Virus Disease MMTV

Mouse mammary tumor virus has both exogenous and endogenous forms. The endogenous viruses are passed vertically, are incorporated into the mouse genome in Mendelian fashion, and become specific characteristics of different mouse strains. The exogenous mouse mammary tumor virus has also been identified in wild mice, both in milk and in mammary tumor lesions. In infected wild mice, the incidence of tumor formation is generally low.

The exogenous form of mouse mammary tumor virus is transmitted to pups through the dam’s milk and saliva. As implied in the name of the virus, infection with exogenous mouse mammary tumor virus can result in the formation of mammary tumors, but infection can result in other tumors as well (notably T-cell lymphoma). While the exogenous mouse mammary tumor virus has been essentially eliminated from contemporary laboratory mouse strains (unless purposefully maintained for research purposes), the endogenous provirus is present in the genomes of all laboratory mice. Some mouse strains have up to 50 provirus copies of the endogenous mouse mammary tumor virus. The genomic distribution of these loci is a signature feature of the particular strain. Many of these proviruses are transcriptionally inactive or do not encode infectious virus. However, certain mouse strains encode endogenous proviruses that produce infectious virus. The replication competence of the endogenous mouse mammary tumor virus is, therefore, somewhat unique.

The endogenous mouse mammary tumor virus can induce mammary neoplasia by insertional mutagenesis. Virus-associated spontaneous mammary neoplasia is diverse, ranging from precancerous glandular hyperplasia to adenomas and various carcinomas. Affected glands are generally enlarged, firm, and often circumscribed (Fig. 14.8). Lesions can occur anywhere in the mammary chain from the axilla to the inguinal region. Interestingly, specific tumor morphology is often predictive of the activation of particular oncogenes.

Mouse mammary tumor viruses encode a superantigen protein (Sag). This virus-derived protein is presented on murine MHC II molecules on antigen-presenting cells, conferring broad clonal reactivity of responding T cells. These T cells, in turn, activate multiple clones of B cells, resulting in B cell hyperplasia, fostering virus integration and replication, as well as trafficking of infected B cells to the mammary gland. The LTR of mouse mammary tumor virus is an important determinant of mammary tissue tropism.

In MMTV there is an additional gene (sag) whose product functions as a superantigen, which is located at the 3′-end of the genome, overlapping U3. This gene is absent from other members of the genus. The tRNA primer is tRNALys-3 for MMTV and tRNALys-1,2 for other members of the genus. The LTR of MMTV is about 1300 nt long primarily due to the sag encoding U3 region of 1200 nt. The R sequence (15 nt) and the U5 region (95-120 nt) are of similar length in all members of the genus.

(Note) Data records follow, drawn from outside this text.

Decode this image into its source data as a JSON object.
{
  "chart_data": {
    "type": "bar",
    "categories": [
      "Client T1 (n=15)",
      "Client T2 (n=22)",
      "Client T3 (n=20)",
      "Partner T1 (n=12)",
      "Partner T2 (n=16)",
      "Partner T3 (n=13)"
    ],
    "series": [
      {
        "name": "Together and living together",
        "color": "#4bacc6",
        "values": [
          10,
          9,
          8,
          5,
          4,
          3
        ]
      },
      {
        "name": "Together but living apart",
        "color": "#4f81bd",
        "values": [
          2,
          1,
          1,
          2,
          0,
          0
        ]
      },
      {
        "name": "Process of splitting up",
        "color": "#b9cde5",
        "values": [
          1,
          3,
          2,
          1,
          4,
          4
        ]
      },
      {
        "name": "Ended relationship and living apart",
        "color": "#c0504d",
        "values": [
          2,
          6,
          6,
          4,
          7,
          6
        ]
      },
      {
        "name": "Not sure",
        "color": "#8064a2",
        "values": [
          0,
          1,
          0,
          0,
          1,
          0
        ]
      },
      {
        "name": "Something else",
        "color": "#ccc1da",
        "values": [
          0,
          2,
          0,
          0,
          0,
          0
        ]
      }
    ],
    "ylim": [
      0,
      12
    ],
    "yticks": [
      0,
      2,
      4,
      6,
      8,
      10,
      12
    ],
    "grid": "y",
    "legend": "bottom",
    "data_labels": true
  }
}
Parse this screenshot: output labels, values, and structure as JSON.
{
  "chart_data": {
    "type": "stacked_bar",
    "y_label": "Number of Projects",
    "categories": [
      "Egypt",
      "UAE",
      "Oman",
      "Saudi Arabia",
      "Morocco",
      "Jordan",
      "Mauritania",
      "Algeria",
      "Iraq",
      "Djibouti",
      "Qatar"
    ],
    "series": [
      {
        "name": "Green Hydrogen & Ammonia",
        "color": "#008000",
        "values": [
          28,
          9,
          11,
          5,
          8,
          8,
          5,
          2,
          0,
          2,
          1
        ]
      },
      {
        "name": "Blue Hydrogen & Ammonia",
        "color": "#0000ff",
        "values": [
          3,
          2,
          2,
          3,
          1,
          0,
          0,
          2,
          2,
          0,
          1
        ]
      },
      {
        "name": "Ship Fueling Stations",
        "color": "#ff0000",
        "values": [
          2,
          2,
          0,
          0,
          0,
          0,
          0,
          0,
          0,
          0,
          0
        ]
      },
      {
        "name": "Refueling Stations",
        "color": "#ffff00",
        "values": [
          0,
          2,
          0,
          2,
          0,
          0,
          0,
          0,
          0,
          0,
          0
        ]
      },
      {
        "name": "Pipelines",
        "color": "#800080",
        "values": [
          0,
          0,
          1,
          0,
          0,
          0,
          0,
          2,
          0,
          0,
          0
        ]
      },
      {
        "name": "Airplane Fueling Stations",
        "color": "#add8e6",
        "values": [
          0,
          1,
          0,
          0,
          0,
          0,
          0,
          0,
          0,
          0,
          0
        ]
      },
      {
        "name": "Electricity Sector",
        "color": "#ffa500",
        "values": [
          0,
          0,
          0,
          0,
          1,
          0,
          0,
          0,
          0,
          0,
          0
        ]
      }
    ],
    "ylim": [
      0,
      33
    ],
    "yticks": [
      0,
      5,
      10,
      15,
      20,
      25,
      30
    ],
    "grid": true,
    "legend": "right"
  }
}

Viruses assigned to this genus include exogenous, (milk-transmitted) and endogenous viruses of mice, as well as exogenous, horizontally transmitted and endogenous viruses of new and old-world primates and sheep. Murine viruses are associated with mammary carcinoma and T-lymphomas, while the exogenous primate viruses are associated with immuno-deficiency diseases; Jaagsiekte sheep virus is associated with pulmonary cancer of sheep. No oncogene-containing member is known.

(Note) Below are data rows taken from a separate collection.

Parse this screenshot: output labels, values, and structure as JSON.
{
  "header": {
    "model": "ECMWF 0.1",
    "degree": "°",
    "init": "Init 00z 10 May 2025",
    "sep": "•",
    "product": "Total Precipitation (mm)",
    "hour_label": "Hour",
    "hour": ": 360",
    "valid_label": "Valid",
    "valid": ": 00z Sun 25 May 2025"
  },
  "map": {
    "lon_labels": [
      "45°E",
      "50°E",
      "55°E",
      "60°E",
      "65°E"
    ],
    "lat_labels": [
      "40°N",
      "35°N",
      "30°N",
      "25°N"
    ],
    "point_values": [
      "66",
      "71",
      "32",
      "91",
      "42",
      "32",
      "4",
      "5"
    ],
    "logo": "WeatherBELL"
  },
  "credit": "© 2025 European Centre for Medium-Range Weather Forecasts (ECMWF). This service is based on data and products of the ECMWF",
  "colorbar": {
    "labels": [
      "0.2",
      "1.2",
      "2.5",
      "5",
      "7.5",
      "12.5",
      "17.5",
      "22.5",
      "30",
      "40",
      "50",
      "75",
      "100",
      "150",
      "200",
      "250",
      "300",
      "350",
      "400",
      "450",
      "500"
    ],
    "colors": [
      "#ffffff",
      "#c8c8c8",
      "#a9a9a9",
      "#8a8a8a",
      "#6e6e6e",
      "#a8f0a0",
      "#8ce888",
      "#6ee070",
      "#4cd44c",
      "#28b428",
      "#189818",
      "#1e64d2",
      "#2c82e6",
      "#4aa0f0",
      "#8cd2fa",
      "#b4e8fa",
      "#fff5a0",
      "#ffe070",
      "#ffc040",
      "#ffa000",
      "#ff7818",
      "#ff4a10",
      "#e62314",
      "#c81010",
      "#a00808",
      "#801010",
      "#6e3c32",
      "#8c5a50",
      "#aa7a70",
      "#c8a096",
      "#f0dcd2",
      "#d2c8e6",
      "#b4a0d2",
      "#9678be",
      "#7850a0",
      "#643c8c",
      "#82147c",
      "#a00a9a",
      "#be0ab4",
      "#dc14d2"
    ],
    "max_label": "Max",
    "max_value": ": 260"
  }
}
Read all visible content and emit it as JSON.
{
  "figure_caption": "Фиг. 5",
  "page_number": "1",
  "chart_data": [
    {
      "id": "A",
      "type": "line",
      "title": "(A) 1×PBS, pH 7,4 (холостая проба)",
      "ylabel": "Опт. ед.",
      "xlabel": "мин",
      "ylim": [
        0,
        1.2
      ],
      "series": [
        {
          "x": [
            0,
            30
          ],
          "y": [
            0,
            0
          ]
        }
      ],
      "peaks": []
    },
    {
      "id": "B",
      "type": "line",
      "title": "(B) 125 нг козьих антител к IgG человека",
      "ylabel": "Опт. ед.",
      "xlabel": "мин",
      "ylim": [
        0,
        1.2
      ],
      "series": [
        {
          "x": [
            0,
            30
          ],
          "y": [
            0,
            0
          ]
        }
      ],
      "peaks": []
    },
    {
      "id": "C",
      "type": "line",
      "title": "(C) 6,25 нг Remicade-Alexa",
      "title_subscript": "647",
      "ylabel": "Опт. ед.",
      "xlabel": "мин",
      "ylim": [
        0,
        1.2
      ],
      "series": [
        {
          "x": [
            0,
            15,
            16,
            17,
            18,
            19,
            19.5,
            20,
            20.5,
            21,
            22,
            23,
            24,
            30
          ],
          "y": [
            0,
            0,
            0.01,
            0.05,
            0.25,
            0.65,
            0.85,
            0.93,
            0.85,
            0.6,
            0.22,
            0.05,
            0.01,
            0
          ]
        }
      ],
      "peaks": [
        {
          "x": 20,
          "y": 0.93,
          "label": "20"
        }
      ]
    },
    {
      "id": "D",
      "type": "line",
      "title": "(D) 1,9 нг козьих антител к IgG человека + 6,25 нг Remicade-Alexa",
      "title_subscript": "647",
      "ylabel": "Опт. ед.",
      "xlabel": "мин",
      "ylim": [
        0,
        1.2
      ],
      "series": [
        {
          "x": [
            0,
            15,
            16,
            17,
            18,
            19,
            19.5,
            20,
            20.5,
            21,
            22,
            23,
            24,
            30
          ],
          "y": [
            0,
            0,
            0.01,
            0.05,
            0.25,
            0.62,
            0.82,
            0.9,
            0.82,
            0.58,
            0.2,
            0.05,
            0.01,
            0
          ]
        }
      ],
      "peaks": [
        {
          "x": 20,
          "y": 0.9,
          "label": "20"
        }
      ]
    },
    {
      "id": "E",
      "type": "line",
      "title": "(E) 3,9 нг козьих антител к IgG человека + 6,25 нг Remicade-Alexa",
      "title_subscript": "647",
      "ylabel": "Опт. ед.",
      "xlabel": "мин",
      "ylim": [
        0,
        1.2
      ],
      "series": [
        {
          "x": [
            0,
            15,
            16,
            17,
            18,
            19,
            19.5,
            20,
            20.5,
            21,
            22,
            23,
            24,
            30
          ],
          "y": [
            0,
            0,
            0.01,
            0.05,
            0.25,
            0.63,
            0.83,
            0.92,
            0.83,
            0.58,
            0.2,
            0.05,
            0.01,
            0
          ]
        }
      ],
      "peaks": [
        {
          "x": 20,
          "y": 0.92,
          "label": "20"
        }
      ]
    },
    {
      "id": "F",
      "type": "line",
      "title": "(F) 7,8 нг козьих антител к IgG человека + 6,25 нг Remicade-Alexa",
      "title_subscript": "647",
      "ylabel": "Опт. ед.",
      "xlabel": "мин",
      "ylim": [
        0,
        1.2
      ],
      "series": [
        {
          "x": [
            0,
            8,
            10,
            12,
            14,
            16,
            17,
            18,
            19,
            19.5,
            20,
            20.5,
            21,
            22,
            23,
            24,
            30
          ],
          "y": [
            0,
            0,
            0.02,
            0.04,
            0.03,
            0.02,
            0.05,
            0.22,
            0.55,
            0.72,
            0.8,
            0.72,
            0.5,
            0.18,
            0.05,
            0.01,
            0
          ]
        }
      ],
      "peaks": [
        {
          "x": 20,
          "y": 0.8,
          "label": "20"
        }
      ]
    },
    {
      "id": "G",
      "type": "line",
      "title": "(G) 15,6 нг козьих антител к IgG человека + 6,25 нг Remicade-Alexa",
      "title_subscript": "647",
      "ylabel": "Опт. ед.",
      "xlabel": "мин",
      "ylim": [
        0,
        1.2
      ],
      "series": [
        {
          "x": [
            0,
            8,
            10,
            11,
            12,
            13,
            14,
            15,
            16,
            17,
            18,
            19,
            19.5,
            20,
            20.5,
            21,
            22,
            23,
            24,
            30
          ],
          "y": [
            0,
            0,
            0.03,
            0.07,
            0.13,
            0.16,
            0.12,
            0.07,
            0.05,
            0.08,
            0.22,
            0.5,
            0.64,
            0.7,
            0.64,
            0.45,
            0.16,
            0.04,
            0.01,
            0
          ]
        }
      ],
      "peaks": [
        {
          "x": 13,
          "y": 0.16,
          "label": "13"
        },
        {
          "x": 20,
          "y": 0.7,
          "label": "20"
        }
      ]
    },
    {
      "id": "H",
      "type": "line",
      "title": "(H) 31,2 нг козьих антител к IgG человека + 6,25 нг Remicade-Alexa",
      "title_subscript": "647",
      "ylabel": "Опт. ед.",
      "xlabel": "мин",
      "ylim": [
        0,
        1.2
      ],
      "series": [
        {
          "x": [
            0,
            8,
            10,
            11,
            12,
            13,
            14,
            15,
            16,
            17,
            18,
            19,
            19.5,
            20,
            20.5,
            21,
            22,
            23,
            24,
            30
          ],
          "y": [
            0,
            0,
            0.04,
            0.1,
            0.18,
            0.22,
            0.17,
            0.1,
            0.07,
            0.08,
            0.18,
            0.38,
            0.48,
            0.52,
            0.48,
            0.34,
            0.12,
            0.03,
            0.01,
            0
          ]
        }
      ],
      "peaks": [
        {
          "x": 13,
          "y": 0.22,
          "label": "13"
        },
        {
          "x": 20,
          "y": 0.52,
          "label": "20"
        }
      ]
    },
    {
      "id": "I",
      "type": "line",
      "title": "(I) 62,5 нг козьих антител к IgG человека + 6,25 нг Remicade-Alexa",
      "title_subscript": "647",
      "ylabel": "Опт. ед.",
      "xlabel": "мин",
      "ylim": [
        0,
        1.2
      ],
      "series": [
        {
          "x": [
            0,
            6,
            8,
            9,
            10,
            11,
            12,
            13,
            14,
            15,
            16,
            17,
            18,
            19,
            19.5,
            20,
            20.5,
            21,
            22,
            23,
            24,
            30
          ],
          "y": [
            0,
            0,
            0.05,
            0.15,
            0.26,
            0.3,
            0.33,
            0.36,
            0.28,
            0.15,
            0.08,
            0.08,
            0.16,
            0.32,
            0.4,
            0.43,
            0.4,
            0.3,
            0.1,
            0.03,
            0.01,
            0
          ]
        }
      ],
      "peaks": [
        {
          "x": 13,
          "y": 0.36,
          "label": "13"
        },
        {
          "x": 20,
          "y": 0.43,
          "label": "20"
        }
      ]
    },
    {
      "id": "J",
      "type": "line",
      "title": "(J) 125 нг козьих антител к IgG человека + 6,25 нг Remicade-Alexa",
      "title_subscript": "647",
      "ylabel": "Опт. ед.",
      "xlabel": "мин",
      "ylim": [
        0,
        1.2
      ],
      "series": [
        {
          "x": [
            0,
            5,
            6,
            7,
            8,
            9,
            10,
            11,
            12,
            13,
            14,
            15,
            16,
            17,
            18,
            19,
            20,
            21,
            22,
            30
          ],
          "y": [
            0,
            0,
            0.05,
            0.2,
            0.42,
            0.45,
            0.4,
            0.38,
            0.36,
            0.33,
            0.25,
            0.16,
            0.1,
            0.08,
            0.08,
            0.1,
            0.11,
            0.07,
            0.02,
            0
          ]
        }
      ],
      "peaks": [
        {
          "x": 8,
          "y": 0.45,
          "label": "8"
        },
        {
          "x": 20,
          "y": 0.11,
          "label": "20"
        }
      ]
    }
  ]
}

The list of species demarcation criteria is:–

Differences in the genome sequence,–

Differences in gene product sequences,–

Differences in natural host range,–

Different oncogenes that may be incorporated.

Several primate retroviruses have been described that appear to be divergent members of a single virus that arose from a recombination event in which the env gene of a primate gammaretrovirus was captured. The most divergent of these are the endogenous Squirrel monkey retrovirus (SMRV) and Langur virus (LNGV), which are unable to infect cells from the primate species of origin. Several serologically distinct strains exist within the Mason-Pfizer monkey virus species. The most divergent of these are the endogenous SMRV and LNGV, nevertheless, the most closely related isolates Mason-Pfizer monkey virus, Simian retrovirus-1, and Simian retrovirus-2 are serologically distinct. Mouse mammary tumor virus is assigned to a separate species because of the unique sag coding region and a widely divergent and distinct env gene. Jaagsiekte sheep retrovirus is also assigned to a separate species on the degree of nt sequence divergence. Related endogenous proviruses have been identified in other mammalian species (rodents, primates).


Species names are in green italic script; strain names and synonyms are in black roman script; tentative species names are in blue roman script. Sequence accession numbers [ ], and assigned abbreviations ( ) are also listed.

Distinguishing features

Virions of mouse mammary tumor virus (MMTV) exhibit a “B-type” morphology with prominent surface spikes and an eccentric condensed core. Other members of the genus have a “D-type” morphology with fewer dense surface spikes and a cylindrical core. Capsid assembly occurs within the cytoplasm (to yield structures previously termed “A-type” particles) prior to transport to and budding from, the plasma membrane. Approximate protein sizes are: MA 10 kDa; p21 21 kDa; p8/p12 8 12 kDa; CA 27 kDa; NC 14 kDa; DU 30 kDa; PR 15 kDa; RT 50 kDa; IN 36 kDa; SU 52 kDa; and TM 36 kDa. The genome is 8–10 kb in size (one monomer); its organization in MMTV is illustrated in Figure 3.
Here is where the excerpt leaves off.